Security bills can help Japan ‘respond to new security dynamics’
Groups of student activists has emerged in a fresh front to protests against Prime Minister Shinzo Abe's push for a more robust defence policy. Photo: Reuters
TOKYO — Prime Minister Shinzo Abe’s push to pass new security bills in Parliament that could pave the way for Japan’s Self-Defence Force to engage in combat for the first time since World War II has met with fierce domestic opposition, but critics of the government miss the larger point of the need for Japan to respond to new security dynamics in the region, says a prominent Japanese scholar.
“People are even arguing that the Abe administration is quasi-revising the constitution to define Japan as a more aggressive nation. I’m very much against this view,” said Dr Ken Jimbo, a senior fellow at Japan Foundation who studies Asian security issues, in an interview with regional journalists in Tokyo this week.
He noted that Japan now faces a new security environment that is marked by frequent intrusions of Chinese Coast Guard vessels in waters off the south western coast of Japan, particularly around the disputed islands of Senkaku (Diaoyu in Chinese).
These are what Tokyo has described as “grey zone” incidents or non-military violations of maritime boundaries which threaten its administrative control of the islands.

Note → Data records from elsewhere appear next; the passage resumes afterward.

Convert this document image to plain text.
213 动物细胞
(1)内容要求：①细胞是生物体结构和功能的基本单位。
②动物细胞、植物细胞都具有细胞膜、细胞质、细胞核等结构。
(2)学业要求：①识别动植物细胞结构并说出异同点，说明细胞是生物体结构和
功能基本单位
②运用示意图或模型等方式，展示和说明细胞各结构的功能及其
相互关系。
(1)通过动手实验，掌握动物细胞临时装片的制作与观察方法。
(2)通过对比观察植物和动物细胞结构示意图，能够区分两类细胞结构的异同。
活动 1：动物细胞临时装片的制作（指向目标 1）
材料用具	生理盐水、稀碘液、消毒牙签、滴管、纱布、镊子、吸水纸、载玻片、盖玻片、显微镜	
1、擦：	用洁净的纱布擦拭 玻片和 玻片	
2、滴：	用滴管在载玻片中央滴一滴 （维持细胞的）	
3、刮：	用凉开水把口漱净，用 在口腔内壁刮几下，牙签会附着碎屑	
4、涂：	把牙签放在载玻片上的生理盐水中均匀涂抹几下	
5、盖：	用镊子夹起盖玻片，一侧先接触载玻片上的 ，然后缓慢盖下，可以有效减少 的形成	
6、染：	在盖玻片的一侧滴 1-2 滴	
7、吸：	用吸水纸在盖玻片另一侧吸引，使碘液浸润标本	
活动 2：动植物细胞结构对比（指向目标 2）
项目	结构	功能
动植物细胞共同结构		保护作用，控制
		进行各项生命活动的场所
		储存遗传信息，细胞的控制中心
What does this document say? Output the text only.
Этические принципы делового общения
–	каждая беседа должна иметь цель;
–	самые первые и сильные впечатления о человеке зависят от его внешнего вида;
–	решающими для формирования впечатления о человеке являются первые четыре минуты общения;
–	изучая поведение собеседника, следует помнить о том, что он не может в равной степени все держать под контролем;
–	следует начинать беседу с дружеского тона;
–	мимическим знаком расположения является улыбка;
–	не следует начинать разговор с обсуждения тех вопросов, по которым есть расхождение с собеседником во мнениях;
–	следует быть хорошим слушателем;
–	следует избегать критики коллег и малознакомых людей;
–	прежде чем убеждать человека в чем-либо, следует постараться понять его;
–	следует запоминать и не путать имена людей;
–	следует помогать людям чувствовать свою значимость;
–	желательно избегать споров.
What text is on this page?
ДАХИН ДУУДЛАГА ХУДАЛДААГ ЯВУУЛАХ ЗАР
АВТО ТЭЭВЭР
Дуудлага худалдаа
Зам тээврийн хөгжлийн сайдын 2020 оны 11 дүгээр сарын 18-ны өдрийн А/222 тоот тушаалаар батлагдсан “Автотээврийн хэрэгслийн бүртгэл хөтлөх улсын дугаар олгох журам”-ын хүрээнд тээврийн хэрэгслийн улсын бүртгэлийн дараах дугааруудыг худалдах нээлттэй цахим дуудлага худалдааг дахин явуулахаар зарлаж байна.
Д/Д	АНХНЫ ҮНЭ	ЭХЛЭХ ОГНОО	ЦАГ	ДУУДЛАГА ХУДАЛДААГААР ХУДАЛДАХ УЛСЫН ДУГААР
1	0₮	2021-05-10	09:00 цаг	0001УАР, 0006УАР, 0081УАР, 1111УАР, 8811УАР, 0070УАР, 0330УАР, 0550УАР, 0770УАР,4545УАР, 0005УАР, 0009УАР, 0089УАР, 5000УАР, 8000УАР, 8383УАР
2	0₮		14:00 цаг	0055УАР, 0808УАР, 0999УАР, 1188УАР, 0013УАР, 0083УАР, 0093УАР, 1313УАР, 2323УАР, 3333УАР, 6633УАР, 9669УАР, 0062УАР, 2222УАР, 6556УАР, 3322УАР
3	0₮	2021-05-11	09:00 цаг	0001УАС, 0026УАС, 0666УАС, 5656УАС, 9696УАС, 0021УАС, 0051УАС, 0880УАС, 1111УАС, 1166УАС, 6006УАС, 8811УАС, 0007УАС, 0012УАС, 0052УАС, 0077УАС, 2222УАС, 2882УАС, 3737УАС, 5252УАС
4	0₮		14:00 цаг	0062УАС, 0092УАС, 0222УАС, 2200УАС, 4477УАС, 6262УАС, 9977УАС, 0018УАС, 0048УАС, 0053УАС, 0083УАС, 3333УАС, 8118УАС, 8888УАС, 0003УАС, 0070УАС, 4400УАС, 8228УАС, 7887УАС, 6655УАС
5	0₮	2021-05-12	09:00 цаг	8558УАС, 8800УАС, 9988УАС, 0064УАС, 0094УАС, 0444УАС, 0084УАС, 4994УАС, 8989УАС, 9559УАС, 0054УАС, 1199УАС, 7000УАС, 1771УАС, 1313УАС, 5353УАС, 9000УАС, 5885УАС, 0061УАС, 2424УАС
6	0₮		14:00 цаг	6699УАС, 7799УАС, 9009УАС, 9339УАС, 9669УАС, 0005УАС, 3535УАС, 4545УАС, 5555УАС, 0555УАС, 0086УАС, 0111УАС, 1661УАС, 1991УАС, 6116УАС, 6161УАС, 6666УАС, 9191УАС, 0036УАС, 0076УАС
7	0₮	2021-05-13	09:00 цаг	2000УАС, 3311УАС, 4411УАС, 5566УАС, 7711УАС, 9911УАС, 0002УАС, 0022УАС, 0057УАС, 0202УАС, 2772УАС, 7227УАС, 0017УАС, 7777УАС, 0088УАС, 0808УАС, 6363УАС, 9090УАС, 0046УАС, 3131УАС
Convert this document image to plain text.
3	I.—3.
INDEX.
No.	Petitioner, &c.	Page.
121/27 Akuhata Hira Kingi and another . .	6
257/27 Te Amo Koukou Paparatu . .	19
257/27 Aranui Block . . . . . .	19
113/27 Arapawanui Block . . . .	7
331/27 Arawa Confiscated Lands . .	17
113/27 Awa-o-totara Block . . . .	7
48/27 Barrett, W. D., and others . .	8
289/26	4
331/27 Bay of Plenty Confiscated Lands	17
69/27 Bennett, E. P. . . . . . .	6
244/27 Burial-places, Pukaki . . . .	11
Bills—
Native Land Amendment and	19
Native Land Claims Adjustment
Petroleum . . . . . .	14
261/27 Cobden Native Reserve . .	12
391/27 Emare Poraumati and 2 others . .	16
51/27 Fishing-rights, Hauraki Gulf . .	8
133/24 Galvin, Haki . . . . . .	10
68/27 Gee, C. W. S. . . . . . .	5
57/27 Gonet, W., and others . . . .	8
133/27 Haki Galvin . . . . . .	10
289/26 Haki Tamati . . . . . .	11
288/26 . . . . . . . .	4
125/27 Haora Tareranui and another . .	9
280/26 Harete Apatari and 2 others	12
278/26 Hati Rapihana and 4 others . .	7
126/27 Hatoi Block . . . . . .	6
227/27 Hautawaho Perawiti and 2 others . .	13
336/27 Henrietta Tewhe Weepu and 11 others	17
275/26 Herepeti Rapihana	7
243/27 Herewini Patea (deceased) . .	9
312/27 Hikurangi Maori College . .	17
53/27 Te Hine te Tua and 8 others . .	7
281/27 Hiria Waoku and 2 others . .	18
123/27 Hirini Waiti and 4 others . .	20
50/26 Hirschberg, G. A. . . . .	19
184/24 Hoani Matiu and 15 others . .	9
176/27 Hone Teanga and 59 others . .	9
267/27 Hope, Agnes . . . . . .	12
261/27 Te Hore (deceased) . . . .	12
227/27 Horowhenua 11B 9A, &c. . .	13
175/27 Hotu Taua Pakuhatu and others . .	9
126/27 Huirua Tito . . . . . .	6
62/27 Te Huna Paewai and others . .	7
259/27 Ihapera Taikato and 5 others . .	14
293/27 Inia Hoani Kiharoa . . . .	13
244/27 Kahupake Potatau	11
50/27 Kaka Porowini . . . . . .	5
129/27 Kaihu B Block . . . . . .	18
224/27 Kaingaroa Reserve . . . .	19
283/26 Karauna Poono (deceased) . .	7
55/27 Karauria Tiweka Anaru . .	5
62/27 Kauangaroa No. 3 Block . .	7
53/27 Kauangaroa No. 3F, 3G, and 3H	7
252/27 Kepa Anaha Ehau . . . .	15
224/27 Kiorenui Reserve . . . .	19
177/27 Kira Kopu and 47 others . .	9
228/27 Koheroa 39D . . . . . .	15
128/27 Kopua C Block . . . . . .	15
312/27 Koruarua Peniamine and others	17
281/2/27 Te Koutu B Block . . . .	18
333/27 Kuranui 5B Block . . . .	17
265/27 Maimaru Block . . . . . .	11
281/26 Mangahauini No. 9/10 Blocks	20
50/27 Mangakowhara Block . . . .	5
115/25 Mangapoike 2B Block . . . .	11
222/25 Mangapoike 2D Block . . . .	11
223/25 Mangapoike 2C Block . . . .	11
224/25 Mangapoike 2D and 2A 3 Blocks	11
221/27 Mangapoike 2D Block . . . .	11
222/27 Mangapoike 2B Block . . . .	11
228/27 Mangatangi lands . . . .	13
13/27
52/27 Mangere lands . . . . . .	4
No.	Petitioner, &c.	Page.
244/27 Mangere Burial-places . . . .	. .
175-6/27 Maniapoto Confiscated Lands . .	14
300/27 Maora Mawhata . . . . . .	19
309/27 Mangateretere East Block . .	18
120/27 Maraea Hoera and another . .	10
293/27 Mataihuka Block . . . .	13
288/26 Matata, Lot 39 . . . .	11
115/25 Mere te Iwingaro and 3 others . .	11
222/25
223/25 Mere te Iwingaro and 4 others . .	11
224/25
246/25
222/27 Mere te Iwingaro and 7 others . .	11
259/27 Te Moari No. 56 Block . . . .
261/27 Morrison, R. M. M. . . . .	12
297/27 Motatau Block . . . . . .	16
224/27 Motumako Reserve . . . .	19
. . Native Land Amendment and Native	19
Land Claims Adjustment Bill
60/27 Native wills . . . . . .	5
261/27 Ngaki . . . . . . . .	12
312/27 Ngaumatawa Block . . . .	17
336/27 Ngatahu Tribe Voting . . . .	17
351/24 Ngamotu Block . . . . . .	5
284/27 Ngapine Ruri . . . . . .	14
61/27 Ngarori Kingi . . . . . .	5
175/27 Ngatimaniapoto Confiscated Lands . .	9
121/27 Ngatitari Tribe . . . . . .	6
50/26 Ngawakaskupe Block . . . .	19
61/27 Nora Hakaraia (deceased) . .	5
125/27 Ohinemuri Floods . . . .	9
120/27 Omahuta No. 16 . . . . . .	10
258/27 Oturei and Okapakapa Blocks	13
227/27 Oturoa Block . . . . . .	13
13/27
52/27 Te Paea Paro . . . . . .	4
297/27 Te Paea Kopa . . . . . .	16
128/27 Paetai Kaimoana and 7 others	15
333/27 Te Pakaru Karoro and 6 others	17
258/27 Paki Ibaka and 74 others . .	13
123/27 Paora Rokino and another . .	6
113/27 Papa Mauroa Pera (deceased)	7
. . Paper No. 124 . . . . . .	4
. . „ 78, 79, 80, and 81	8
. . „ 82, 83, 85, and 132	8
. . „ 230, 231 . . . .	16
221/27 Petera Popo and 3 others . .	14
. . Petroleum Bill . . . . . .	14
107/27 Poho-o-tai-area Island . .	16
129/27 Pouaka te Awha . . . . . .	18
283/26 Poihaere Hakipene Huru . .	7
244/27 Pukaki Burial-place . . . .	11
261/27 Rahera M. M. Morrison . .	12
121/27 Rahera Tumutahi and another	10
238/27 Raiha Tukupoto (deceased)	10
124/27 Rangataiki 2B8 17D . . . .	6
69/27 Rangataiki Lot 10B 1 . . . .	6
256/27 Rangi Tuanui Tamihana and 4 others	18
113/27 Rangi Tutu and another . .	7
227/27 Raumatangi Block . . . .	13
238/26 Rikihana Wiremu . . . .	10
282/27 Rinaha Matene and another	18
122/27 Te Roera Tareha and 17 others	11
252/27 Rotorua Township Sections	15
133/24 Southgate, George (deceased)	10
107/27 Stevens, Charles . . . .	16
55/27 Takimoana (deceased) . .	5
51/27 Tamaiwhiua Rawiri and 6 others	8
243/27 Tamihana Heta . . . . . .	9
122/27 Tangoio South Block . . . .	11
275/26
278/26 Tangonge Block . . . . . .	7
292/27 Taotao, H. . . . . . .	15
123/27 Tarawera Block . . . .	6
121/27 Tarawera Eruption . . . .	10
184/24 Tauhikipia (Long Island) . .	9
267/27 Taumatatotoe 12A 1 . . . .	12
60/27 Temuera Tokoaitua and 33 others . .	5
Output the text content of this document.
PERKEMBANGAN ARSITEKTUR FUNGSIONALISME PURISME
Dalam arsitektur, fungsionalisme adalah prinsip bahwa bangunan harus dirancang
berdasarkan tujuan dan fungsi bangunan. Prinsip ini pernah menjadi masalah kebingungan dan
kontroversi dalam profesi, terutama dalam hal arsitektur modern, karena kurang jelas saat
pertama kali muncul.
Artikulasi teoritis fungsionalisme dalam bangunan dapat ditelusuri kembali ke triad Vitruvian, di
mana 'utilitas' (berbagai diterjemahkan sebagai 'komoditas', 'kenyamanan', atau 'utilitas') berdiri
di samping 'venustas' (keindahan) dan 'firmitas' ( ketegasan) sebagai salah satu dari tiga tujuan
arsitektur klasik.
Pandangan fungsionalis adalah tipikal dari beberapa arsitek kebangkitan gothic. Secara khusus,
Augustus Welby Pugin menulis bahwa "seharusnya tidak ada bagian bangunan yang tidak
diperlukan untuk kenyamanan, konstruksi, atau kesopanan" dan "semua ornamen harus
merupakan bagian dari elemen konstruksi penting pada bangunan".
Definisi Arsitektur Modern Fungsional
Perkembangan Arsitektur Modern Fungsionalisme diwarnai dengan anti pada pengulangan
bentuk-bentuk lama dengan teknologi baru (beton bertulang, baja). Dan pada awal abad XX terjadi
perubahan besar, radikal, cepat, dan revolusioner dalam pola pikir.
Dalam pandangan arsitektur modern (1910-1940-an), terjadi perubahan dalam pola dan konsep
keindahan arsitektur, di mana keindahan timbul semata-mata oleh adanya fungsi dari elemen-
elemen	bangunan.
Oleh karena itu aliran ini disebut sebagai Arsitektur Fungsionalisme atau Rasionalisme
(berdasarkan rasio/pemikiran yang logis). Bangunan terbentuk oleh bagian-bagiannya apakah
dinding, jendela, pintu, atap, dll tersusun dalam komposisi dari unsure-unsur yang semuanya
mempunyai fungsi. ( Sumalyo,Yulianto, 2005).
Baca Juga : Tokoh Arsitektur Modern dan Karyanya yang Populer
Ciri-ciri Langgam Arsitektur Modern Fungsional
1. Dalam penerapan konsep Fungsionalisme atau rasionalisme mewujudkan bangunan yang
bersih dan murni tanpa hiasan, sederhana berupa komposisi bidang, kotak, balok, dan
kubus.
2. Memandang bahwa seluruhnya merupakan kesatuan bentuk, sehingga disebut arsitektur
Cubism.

Currently, Japanese vessels patrol the waters around the area but Tokyo does not maintain a physical presence on the disputed isles, Dr Jimbo explained.
“What if they (China) override the status by sending hundreds of ships near the Senkaku islands? That can happen any time,” he said, noting that four to five China Coast Guard ships patrol the vicinity at any given time. “Probably in 2020, that can be 20, 30 or 50. And China can then claim it without using any kind of military force. So we need to step up the frequency of our patrols … and prepare for escalation measures (by the Chinese).”
The new security bills would make it easier for the SDF to respond to such grey zone incidents, he explained. But emphasising the role of the military in the territorial dispute can heighten tensions and increase the risk of armed conflict, he warned.
“That will give China an excuse to say that you’re signalling that you’re escalating tension and we will respond. So what we want is to field non-military forces as much as possible,” said Dr Jimbo, who is also an Associate Professor at Keio University. He added that Tokyo wants a stronger security commitment from Washington on grey zone incidents, but America appears to be reluctant to do so to prevent further complicating Sino-American ties.
“We are not happy with that … because what will be the next step for China? They will expand the grey zone as much as possible,” said Dr Jimbo.
The security bills were passed by a lower house panel in July, sparking a huge demonstration near parliament. The bills are now with the upper house, where opposition parties can delay a vote although the ruling bloc has a majority.
If no vote is held within 60 days, they return to the lower house, where Mr Abe’s coalition can enact them with a two-thirds majority.
The bills also expand the scope for Japan's military to provide logistics support to friendly countries and relax limits on peace-keeping operations.
Opponents say the revisions could entangle Japan in US-led conflicts around the globe and violate pacifist Article Nine of the US-drafted, post-war constitution.